Yani ne olacağını kimse bilmiyor! Herkes bir şeyler istiyor ama o isteğin nasıl gerçekleşeceğini bilmiyor. Seçim mi? Hadi canım…

Yine de mevcut belirsizlik bir “imkân” dahi sayılabilir. Belki de belirsizlik sadece ve tek başına kötülüğün mutlak ve belirgin olmasından daha iyidir.

“Belirsizlik” şimdi en rasyonel tespittir.

Bu durumda umut etmekle yetinmek yerine, rasyonel belirsizlik değerlendirmesinde rasyonel beklentiler gerekir ve elbette rasyonel çabalar ve kararlılık... Belirsizlikten çıkacak en kötü kombinasyon ise; belirsizlik + kararsızlık = felakettir.

Yeni yılla birlikte Saraylılar da on dokuzuncu yıllarını kutlayacaklar. Ama bu belirsizlik ortamında bir bakıma hiç’inci yıllarına da gelmişlerdir. Hiçlik duygusu ve korkusu en çok Saraylı bireylerde mevcuttur. Örnek vermeye gerek yok. En çok alkışlanan iken hiçliğe mahkûm edilmek. En çok sözü dinlenirken hiç sayılmak. Bu en büyük kâbustur. Kâbuslarıdır.

Belirsizlik, hangi ihtimalin ağır bastığını söyleyememektir. Hangi beklenmedik tesadüfle karşılaşacağımızı da bilememektir. Şimdi hiçbir şey için “zorunludur” diyemiyoruz. Ama şimdi hiçbir şey için “imkânsızdır” da diyemiyoruz. Yani mesela Saraylıların şu ya da bu şekilde gitmesi de mümkündür, şu ya da bu şekilde iktidarlarını uzatmaları da…

Çünkü Saraylı iktidarın varlık nedeni kendisi değildir. O da başlı başına bir konjonktür ürünüdür. Vee… Ayakta kalabilmesinin tek imkânı ölüm destek ünitelerini tam kapasite kullanmasıdır.

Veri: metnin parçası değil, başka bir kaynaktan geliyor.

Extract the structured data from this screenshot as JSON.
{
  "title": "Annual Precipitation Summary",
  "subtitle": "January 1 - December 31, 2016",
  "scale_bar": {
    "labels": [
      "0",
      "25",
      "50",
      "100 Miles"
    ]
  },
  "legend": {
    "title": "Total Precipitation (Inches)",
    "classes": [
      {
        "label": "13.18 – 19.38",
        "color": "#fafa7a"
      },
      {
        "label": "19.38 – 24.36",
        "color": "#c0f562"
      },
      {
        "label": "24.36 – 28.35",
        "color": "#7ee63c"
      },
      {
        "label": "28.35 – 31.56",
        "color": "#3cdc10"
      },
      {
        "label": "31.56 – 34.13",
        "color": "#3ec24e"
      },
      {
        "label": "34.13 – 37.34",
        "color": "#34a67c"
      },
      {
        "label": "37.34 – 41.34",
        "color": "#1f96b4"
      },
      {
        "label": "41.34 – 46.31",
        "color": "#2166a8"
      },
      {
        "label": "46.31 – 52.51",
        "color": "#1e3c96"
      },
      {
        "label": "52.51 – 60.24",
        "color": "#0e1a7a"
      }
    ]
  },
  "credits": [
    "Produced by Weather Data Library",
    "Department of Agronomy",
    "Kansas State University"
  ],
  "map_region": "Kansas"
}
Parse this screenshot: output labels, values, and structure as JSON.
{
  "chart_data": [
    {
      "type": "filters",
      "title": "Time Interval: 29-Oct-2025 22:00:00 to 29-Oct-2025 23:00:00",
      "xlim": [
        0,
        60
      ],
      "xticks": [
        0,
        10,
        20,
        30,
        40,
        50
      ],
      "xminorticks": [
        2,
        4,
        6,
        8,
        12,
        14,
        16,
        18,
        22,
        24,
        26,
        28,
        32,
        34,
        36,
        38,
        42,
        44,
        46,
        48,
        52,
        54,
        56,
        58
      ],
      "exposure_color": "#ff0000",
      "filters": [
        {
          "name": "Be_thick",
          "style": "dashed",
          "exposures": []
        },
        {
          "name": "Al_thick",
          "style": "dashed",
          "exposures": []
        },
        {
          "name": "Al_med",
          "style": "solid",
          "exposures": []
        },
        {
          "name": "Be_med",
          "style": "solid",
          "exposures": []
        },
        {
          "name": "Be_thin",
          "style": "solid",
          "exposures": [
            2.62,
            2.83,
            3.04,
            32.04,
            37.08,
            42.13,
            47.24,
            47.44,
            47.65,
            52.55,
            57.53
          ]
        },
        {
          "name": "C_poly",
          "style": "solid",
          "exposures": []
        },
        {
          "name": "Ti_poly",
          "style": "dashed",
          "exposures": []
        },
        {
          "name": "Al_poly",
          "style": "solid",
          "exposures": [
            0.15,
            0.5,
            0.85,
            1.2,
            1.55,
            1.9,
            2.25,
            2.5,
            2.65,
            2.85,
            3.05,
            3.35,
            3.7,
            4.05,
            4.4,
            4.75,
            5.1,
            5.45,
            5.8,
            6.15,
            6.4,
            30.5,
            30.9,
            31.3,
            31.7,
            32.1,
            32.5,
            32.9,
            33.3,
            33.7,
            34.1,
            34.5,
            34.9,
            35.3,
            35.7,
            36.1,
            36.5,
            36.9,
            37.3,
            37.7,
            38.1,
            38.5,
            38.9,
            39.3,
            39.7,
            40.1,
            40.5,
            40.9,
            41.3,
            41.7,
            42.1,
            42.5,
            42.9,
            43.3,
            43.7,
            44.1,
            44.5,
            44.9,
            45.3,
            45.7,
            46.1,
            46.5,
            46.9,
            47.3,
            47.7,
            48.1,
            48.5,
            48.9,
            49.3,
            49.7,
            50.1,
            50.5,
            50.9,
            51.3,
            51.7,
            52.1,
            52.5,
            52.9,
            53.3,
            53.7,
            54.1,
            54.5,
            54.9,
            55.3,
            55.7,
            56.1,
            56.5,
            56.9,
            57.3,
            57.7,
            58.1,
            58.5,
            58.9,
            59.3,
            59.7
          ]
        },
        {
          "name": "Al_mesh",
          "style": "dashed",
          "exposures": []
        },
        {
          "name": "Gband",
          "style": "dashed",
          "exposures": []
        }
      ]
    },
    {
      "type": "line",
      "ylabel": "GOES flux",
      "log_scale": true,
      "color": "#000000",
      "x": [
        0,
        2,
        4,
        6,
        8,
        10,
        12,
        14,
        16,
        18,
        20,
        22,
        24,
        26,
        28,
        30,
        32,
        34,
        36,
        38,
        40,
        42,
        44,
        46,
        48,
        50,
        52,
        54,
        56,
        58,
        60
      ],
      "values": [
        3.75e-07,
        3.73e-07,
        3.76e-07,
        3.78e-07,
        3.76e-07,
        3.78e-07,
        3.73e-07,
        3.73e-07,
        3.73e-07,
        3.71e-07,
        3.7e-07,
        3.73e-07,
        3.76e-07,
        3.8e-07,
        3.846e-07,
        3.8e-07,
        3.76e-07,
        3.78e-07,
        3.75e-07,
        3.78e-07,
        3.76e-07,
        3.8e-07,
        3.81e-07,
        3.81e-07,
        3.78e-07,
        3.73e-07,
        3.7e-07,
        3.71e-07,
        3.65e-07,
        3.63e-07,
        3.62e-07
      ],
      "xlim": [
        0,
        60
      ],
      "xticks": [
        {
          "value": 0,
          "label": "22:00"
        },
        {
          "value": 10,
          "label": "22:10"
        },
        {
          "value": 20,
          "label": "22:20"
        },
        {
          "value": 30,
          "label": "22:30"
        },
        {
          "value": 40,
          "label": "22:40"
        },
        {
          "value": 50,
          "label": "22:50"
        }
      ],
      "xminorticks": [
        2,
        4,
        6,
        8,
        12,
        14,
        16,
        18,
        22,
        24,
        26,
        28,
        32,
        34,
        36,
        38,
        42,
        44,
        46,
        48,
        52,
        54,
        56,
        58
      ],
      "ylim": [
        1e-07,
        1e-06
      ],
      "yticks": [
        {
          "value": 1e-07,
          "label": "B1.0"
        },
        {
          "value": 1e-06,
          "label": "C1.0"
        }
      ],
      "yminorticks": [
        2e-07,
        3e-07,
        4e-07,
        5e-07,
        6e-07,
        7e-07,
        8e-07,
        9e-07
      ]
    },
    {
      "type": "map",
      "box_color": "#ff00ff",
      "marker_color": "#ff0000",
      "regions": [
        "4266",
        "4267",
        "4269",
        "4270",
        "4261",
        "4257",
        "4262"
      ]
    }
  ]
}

Yasaklar saldırısı ve yasaklar salgını altındayız. Kitlesel düzeyde ses çıkaracak imkânlar, mitingler, toplantılar, üstelik şimdi bir de salgın vesilesiyle külliyen ve külliyeden yasaktır. Hakiki muhalifler açısından sokaklar yasaktır. Ama evler doludur, fabrikalar doludur. Ekmek peşinde koşanlar için caddeler doludur. Minibüsler, otobüsler tıka basadır. Okullar boş fakat bulabilenler için ekrandaki sınıflar doludur.

Hayat devam etmektedir.

Elbette Saraylı rejim pekâlâ beklenmedik bir gelişme ya da onu hiçliğe sevk edecek politik ve toplumsal komplikasyonlar altında tamamen hiçliğe gidebilir. Bu koşullarda muhalefet açısından hiçlik duygusu yaşamamak birinci ve hayati kuraldır. Çünkü devam eden ve edecek olan hayatta yapılacak çok iş vardır. Duru, mavi bir gökte şimşek çakmayacaktır. Mucize beklemek acizliktir. Sol muhalefet bakımından hayatta ve ayakta kalmak şartı tabii ki bir mucize istemek değildir, politik bir doğrudur, doğrultudur. Elbette ki özellikle bu coğrafyada beklenmedik zamanda bulutsuz gökyüzünde şimşekler çakmasına tanık olduk, ama öyle bir şimşeğin çakması için şimşek duasına çıkmak solculuk değilse eğer, o kıvılcımlanma uğruna yaşamak ve şimşeklere hazır ve kararlı olmak heba edilmemesi gereken tek imkândır.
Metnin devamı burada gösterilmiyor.